The widespread integration of AI assistants such as OpenClaw introduces critical security risks that open up users to unauthorized actions, data exposure, system compromises and drained crypto wallets, according to cybersecurity firm CertiK.
OpenClaw is a self-hosted AI agent that integrates with messaging platforms such as WhatsApp, Slack, and Telegram and can autonomously take actions on users' computers, such as managing email, calendars, and files.
It’s estimated there are around 2 million active monthly users of the platform, according to Openclaw.vps. A McKinsey study in November revealed that 62% of survey respondents said their organizations were already experimenting with AI agents.
However, CertiK warns that it has become a “primary supply chain attack vector at scale.”
OpenClaw grew from a side project called Clawdbot, launched in November 2025, to over 300,000 GitHub stars, a bookmarking or “like” feature on the developer platform, signaling a surge in popularity but accumulating serious “security debt” in the process, noted CertiK.
However, within weeks of launch, Bitsight identified 30,000 internet-exposed instances of OpenClaw, and SecurityScorecard researchers found 135,000 instances across 82 countries, with 15,200 specifically vulnerable to remote code execution.
OpenClaw has also become the most “aggressively scrutinized AI agent platform from a security standpoint,” accumulating more than 280 GitHub Security Advisories, 100 Common Vulnerabilities and Exposures (CVEs), and a “string of ecosystem-level attacks” since its November launch, CertiK researchers wrote in a report shared with Cointelegraph.
Rapid growth of the OpenClaw ecosystem. Source: CertiK
Crypto wallet credentials at risk
Because OpenClaw acts as a bridge between external inputs and local system execution, “it introduces classic attack vectors,” the researchers said.

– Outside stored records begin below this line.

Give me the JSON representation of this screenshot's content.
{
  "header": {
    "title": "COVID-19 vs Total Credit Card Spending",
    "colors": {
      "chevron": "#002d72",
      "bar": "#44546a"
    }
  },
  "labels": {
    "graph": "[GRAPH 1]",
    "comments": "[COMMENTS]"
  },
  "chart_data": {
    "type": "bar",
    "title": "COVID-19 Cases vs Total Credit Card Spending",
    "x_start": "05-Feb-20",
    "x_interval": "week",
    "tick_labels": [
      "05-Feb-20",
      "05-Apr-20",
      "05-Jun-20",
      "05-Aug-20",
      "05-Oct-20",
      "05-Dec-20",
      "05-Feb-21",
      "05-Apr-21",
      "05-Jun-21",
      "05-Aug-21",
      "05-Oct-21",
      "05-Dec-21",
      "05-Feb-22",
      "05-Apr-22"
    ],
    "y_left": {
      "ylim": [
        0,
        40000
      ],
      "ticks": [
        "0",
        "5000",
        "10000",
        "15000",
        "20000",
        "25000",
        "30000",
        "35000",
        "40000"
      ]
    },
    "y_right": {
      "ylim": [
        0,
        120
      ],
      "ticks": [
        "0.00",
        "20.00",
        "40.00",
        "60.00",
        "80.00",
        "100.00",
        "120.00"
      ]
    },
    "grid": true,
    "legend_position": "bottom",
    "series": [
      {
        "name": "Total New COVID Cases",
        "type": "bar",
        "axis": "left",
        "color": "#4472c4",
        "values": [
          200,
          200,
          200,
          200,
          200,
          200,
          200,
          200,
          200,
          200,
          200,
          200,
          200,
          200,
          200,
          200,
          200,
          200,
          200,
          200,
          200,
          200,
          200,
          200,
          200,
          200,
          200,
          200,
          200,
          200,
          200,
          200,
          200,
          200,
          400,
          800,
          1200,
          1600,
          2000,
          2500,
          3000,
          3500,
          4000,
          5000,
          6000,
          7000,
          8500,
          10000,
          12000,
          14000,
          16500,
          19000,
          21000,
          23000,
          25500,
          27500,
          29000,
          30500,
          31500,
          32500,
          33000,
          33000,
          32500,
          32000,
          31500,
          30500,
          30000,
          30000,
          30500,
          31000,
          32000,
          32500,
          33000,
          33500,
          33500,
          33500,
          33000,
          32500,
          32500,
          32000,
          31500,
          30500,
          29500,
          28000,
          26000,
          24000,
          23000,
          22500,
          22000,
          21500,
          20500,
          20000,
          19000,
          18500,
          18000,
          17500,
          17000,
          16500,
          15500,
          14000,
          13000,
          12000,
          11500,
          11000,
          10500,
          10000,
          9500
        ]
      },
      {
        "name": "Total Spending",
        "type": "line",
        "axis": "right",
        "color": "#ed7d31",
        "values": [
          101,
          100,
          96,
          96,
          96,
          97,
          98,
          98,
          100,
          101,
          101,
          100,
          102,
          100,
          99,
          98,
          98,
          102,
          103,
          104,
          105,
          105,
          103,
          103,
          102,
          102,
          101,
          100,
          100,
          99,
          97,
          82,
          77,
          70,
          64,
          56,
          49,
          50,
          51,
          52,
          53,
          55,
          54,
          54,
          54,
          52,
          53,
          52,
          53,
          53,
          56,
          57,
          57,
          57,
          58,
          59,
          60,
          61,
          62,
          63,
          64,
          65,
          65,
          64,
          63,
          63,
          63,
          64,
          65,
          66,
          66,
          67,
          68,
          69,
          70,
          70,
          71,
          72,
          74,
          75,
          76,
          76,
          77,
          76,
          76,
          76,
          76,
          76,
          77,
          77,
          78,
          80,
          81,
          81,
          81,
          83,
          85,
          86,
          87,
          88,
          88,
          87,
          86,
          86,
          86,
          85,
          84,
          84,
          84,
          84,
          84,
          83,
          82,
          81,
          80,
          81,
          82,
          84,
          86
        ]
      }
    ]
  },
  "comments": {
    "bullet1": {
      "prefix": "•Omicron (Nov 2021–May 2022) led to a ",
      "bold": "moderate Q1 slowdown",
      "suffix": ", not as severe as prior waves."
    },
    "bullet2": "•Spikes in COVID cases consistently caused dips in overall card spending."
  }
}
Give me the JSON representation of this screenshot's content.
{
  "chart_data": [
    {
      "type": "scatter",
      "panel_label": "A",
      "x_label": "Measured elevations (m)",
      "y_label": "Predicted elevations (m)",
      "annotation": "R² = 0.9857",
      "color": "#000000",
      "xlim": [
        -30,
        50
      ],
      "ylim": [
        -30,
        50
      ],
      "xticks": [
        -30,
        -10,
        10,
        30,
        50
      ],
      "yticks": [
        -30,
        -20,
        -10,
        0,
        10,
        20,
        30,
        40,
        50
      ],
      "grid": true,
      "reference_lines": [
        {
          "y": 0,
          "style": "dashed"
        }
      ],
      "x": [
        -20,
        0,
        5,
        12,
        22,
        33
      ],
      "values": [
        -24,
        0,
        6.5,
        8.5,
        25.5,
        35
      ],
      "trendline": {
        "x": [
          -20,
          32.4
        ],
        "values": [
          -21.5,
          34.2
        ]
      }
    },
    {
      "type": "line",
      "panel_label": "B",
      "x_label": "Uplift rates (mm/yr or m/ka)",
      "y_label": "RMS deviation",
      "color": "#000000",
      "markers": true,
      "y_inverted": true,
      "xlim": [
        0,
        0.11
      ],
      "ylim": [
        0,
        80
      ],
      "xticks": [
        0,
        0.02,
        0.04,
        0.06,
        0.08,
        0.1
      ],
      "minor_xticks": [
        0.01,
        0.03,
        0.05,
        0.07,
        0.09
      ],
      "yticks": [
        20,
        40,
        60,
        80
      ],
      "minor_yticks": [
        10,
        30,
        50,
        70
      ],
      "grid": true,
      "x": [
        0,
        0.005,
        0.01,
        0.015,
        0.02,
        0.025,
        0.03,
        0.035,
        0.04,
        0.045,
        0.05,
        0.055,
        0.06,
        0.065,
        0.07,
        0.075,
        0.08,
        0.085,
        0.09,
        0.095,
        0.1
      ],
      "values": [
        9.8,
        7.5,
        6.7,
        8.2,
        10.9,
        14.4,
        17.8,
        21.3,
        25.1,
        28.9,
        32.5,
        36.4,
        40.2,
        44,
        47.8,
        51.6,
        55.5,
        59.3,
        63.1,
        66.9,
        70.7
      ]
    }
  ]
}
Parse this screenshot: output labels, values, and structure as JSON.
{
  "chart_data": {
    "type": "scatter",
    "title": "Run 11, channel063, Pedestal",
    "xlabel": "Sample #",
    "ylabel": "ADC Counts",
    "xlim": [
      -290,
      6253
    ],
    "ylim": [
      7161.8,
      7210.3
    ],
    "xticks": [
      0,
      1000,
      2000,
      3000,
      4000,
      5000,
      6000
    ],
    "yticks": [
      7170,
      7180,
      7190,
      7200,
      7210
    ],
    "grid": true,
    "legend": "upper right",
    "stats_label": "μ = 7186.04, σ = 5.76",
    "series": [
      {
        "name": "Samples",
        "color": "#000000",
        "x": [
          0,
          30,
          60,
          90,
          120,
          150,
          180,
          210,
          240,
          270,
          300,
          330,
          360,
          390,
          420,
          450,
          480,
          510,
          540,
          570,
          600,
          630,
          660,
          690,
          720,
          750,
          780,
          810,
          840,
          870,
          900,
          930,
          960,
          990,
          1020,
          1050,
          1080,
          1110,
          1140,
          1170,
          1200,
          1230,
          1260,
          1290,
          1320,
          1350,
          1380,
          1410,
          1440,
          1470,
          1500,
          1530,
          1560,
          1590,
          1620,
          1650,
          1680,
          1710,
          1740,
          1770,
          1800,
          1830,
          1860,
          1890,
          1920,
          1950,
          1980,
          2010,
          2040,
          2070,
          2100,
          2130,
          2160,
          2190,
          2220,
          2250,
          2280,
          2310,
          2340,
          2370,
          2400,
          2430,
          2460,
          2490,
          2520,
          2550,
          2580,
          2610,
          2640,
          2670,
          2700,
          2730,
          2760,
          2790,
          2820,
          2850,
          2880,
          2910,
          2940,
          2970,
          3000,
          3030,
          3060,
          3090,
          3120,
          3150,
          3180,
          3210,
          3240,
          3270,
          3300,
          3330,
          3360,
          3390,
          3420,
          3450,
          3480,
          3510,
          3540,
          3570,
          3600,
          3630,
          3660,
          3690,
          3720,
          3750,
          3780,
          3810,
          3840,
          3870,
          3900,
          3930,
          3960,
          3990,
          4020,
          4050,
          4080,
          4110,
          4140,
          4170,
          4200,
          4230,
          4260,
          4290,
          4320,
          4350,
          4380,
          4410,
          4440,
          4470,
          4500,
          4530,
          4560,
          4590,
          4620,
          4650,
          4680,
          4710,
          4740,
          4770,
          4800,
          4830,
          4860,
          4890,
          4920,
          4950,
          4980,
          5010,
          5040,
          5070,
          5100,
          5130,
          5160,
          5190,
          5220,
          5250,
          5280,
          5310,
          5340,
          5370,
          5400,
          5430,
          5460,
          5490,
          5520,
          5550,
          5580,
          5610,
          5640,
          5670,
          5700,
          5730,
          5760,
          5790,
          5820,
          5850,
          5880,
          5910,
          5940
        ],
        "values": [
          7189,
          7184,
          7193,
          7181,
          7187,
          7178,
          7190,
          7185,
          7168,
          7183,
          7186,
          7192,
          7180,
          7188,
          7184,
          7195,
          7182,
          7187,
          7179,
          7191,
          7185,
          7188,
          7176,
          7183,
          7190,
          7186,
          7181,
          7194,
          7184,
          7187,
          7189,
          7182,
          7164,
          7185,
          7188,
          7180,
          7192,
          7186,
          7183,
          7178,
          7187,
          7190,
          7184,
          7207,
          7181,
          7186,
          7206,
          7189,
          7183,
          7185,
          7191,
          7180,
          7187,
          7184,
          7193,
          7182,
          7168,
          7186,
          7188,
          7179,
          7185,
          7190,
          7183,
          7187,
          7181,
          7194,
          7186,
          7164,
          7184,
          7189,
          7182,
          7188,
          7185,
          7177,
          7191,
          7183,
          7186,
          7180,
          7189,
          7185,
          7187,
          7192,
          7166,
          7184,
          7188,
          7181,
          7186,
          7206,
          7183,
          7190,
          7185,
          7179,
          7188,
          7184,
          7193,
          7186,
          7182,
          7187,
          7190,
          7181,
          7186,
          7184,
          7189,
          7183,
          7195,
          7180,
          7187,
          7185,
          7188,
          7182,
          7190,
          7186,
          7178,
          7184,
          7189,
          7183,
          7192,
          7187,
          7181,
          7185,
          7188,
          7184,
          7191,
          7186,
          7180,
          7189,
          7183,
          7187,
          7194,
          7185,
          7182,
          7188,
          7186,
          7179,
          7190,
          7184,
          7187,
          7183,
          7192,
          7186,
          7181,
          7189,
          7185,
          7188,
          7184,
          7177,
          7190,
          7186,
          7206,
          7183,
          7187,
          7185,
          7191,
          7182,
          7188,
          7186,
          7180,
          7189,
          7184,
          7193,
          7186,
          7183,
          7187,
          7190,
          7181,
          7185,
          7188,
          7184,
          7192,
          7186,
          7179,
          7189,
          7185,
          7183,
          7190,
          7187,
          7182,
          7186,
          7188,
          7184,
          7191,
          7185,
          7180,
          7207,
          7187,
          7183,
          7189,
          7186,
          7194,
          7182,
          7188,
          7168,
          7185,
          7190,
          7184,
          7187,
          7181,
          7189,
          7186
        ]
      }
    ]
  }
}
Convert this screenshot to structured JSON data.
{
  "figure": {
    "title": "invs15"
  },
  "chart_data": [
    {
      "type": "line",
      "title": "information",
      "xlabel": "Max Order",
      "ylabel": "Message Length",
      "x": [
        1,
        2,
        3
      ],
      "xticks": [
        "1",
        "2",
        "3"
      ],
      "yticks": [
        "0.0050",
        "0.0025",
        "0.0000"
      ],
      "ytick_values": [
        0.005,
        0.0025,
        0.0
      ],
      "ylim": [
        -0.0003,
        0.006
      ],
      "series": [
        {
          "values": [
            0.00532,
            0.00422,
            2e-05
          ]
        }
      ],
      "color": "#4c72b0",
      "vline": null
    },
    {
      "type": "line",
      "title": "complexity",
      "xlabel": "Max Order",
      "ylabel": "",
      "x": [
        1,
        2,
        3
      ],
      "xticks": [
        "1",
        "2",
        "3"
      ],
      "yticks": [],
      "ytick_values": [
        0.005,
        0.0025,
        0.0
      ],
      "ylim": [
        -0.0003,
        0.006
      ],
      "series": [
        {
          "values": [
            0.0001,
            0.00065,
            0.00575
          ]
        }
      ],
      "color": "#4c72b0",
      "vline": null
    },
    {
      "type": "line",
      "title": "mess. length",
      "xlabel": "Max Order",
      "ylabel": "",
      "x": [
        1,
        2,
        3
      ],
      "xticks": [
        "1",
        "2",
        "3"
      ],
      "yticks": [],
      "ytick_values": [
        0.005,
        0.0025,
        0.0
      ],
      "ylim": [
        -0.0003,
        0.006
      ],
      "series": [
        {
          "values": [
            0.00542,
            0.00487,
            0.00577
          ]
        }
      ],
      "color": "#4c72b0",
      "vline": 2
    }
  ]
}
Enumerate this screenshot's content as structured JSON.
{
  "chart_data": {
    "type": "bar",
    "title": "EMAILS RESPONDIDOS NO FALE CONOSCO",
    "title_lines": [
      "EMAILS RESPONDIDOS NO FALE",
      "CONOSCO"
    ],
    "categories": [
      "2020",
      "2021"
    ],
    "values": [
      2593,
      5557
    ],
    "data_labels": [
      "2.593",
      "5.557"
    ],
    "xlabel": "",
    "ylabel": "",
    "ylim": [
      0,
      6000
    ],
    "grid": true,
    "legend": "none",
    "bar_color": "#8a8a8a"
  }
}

These include local gateway hijacking, where malicious websites or payloads could exploit the agent’s local machine presence to extract sensitive user data or execute unauthorized commands.
Related: SlowMist introduces Web3 security stack for autonomous AI agents
CertiK warned of the dangers of plugins, which could add channels, tools, HTTP routes, services, and providers, while malicious skills could be installed from local or marketplace sources.
Unlike traditional malware, “malicious skills” can manipulate behavior through natural language, resisting conventional scanning.
Malicious backdoors may also be hidden within legitimate functional codebases, “where they fetch seemingly benign URLs that ultimately deliver shell commands or malware payloads,” they added.
CertiK researchers told Cointelegraph that attackers strategically seeded malicious skills across various high-value categories, “including utilities for Phantom, wallet trackers, insider-wallet finders, Polymarket tools, and Google Workspace integrations.”
“They cast a remarkably wide net across the crypto ecosystem, with the primary payload designed to target a large number of browser extension wallets simultaneously, such as MetaMask, Phantom, Trust Wallet, Coinbase Wallet, OKX Wallet, and many others,” they said.
The researchers added that there was a “clear overlap in tradecraft with the broader crypto-theft ecosystem, like social engineering, fake utility lures, credential theft, wallet-focused phishing.”
OpenClaw founder Peter Steinberg, who recently joined OpenAI, said they are working on improving OpenClaw’s security.
"Something that we worked on for the last two months is security. So things are a lot better on that front," said Steinberg at the "ClawCon" event on Monday in Tokyo.
Don’t install OpenClaw unless you’re a geek
Earlier this month, cybersecurity firm OX Security reported a phishing campaign that used fake GitHub posts and a bogus “CLAW” token to lure OpenClaw developers into connecting crypto wallets.
CertiK advised ordinary users “who are not security professionals, developers, or experienced geeks,” not to install and use OpenClaw from scratch but wait for “more mature, hardened, and manageable versions.”
Cybersecurity company SlowMist introduced a security framework for AI agents earlier in March, pitching it as a “digital fortress” to defend against risks that come with autonomous systems handling onchain actions and digital assets.